The fact that politicians sometimes say what people want to hear rather than what they believe may hardly be news to many people. However, one such incident was considered newsworthy this week – because the offender was Barack Obama; because the incident was reported by his former top political advisor, David Axelrod; and because Axelrod claimed that Obama consciously lied rather than bending the truth or changing his mind later. The issue was Obama professing opposition to gay marriage, particularly when the audience included members of black churches, when he sought election in 2008. Obama has disputed Axelrod’s account, but his public statements in support of traditional marriage in 2008, and claiming he had “always been in favour of gay marriage” in 2012, are on public record.

In technology news, blunders where emails are sent to the wrong person are nothing new, but there was a particularly egregious example this week from St. Andrew’s University. An email that was intended for a handful of students who have already been offered a place at the university, inviting them to visit, was accidentally sent to 760 Scottish applicants who were waiting to hear if their applications were successful. An apologetic retraction was emailed out just half an hour later, but even that included a hint of inability to organise the data sensibly; a spokesman said “The emails were sent by alphabetical order; we believe that only applicants whose first [sic] name begins with the letters A to D were affected.”

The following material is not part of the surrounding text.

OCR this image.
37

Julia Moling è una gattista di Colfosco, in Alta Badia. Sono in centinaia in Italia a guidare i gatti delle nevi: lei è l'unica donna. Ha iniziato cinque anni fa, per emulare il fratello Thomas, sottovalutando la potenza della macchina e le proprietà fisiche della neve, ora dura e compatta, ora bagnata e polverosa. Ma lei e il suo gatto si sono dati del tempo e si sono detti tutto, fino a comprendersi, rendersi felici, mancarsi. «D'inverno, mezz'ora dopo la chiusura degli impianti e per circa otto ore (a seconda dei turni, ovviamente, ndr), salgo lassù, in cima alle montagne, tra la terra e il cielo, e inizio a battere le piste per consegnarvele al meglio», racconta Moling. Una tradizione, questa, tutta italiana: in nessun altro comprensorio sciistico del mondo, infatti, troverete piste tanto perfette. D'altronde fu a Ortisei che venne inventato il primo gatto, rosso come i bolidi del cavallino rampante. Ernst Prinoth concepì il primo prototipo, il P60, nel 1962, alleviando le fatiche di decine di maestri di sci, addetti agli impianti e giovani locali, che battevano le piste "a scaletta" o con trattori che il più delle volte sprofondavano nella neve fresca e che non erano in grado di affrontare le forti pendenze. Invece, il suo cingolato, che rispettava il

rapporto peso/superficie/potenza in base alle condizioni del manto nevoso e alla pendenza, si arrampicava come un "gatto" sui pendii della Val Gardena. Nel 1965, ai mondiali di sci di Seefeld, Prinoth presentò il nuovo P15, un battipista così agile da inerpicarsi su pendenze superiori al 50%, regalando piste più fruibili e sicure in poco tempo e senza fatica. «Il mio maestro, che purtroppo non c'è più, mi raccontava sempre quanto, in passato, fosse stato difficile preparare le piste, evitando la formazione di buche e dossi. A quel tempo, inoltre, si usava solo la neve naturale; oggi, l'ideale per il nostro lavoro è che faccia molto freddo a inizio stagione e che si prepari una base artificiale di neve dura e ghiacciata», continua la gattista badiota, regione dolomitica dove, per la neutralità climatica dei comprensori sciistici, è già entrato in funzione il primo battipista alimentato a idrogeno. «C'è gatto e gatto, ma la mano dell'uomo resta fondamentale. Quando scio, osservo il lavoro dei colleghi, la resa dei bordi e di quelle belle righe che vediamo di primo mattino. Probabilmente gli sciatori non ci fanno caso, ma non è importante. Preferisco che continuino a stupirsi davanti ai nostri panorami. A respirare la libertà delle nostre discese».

And finally, a woman from Salisbury (and sister-in-law of a friend of mine) has created a highly unusual work of art – a copy of the Magna Carta on top of a cake. Christine Jensen wrote all 4,000 words of the mediaeval Latin document in food dye on fondant. It will now go on display at Salisbury Cathedral alongside one of the four surviving original copies of the document. Christine said, “One of the things I really love doing is making a cake that accurately tells a story. The only way I would do that in this case was literally writing it all out word for word.”